Debatte um Strauss-Kahn-Nachfolge Warum Christine Lagarde über einen Sportschuh stolpern könnte

Christine Lagarde gilt als aussichtsreiche Kandidatin für die Nachfolge von Dominique Strauss-Kahn. Trotzdem könnte die französische Finanzministerin unwählbar sein: Mit ihr beschäftigt sich momentan die Justiz.

Ein Geheimtipp für die Nachfolge des zurückgetretenen IWF-Chefs Dominique Strauss-Kahn ist Frankreichs Wirtschafts- und Finanzministerin Christine Lagarde beileibe nicht. Schon die ersten noch unscharfen Kandidatenlisten enthielten den Namen der eleganten, groß gewachsenen Dame mit den markanten silber-grauen Haaren als Favoritin Europas für diesen Job. Lagarde hat Präsenz, strahlt Kompetenz aus und zieht die Blicke auf sich. Das stellte sie vielfach unter Beweis, etwa vor kurzem bei einer Finanzminister-Konferenz der G20 in Paris. Ob auf Französisch, oder schnell wechselnd auf Englisch: souverän und fachlich auf der Höhe berichtete sie, ganz wie es sich für die Vertreterin der diesjährigen G20-Präsidentschaft gebührt.

Allerdings liegt über Lagarde ein Schatten, der ihren Wechsel ins IWF-Hauptquartier in Washingtons unweit des Weißen Hauses torpedieren könnte. Mit ihr beschäftigt sich nämlich die französische Justiz. Es geht um undurchsichtige Vorgänge rund um den Verkauf von Anteilen des Sportartikelherstellers adidas durch den französischen Unternehmer Bernard Tapie, der über die staatliche Bank Credit Lyonnais lief. Letztlich erhielt Tapie, ein Unterstützer von Lagardes Chef, Staatspräsident Nicolas Sarkozy, unter der Ministerin Lagarde eine Entschädigung von 285 Millionen Euro.

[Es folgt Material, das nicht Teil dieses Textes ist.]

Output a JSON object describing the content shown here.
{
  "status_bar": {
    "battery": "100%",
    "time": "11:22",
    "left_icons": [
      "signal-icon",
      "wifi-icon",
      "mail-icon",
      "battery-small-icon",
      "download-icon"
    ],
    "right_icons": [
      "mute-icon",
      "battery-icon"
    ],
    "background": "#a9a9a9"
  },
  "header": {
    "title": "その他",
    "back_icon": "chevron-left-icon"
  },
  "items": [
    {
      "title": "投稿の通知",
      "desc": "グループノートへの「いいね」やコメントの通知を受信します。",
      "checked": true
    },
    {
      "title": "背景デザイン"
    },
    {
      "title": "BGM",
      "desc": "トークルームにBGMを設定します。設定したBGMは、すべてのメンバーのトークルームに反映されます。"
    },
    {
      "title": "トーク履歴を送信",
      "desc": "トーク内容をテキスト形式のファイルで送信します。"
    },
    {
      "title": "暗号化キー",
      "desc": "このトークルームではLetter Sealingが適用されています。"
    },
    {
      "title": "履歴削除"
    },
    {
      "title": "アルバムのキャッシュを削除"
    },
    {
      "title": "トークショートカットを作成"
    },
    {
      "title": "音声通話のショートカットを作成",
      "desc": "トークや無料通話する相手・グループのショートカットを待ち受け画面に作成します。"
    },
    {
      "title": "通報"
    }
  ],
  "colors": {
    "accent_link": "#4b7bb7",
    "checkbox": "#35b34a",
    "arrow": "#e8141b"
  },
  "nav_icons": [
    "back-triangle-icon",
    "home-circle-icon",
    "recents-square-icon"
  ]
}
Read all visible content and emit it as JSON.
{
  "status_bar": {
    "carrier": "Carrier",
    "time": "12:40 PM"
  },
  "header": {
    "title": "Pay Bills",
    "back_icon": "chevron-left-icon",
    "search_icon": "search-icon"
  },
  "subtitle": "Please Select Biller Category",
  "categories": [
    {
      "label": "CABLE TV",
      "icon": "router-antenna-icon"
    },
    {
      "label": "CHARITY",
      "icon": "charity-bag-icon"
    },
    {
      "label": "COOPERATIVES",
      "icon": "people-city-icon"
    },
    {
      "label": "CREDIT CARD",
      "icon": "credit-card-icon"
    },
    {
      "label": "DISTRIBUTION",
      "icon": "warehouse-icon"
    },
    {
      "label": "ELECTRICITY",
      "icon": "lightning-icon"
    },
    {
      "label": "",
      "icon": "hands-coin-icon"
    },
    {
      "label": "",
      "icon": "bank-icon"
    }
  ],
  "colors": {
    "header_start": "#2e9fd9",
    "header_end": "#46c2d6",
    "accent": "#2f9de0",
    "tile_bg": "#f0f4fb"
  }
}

Es gibt Zweifel, ob da alles mit rechten Dingen zuging. Lagarde selbst weist alle Vorwürfe zurück, sie habe ihr Amt missbraucht. In französischen Parlamentskreisen heißt es, solange die Ermittlungen liefen, komme sie für den IWF-Job nicht infrage. Ob Lagarde also im Rennen für den IWF-Posten bleibt, hängt wesentlich von Zeitläufen ab - denen der Ermittlungen, wie auch denen des IWF-Auswahlverfahrens. Einer wäre sicher nicht unglücklich, wenn die Nachfolge von Strauss-Kahn an Lagarde ginge: Bundesfinanzminister Wolfgang Schäuble. Der nennt sie eine "Freundin" und pflegt seit geraumer Zeit ein enges Verhältnis mit seiner Kollegin. Geht es nach der Güte ihrer Zusammenarbeit, muss man sich um das deutsch-französische Verhältnis keine Sorgen machen. Daran hat auch nichts geändert, dass Lagarde vor einigen Monaten einmal das deutsche Modell eines exportgetriebenen Wachstums mit den daraus folgenden hohen Leistungsbilanzüberschüssen aufs Korn nahm. Bleibende Verstimmungen hat das nicht ausgelöst.

Mit ihrem Chef Sarkozy verbindet Lagarde angeblich ein eher zwiespältiges Verhältnis. Sie ist gerade aktuell im Jahr der französischen G8- und G20-Präsidentschaft mit so zentralen Schwerpunkten wie der Reform der Weltwährungssystems und dem Kampf für mehr Transparenz an den Rohstoffmärkten eine Schlüsselfigur. Zum anderen gab es aber auch immer wieder einmal Unmutsäußerungen der früheren Anwältin, in deren Felder Sarkozy gerne einmal freihändig hineinregierte. In ihrer Einstellung zu staatlichen Eingriffen in die Wirtschaft funken die beiden wohl auf unterschiedlichen Wellenlängen.

Lagarde, die einmal in einer der größten Anwaltskanzleien weltweit Karriere gemacht hatte, hat vor allem eines, so sagen Menschen, die sie häufiger erlebt haben: Verhandlungsgeschick und einen scharfen, analytischen Verstand. Außerdem wäre sie die erste Frau an der Spitze des IWF. Das sind Punkte, mit denen sie punkten könnte. Allerdings bleiben die unschönen juristischen Kratzer auf der weißen Bluse. Und ob die Europäer überhaupt Zugriff auf den Job bekommen, ist umstritten.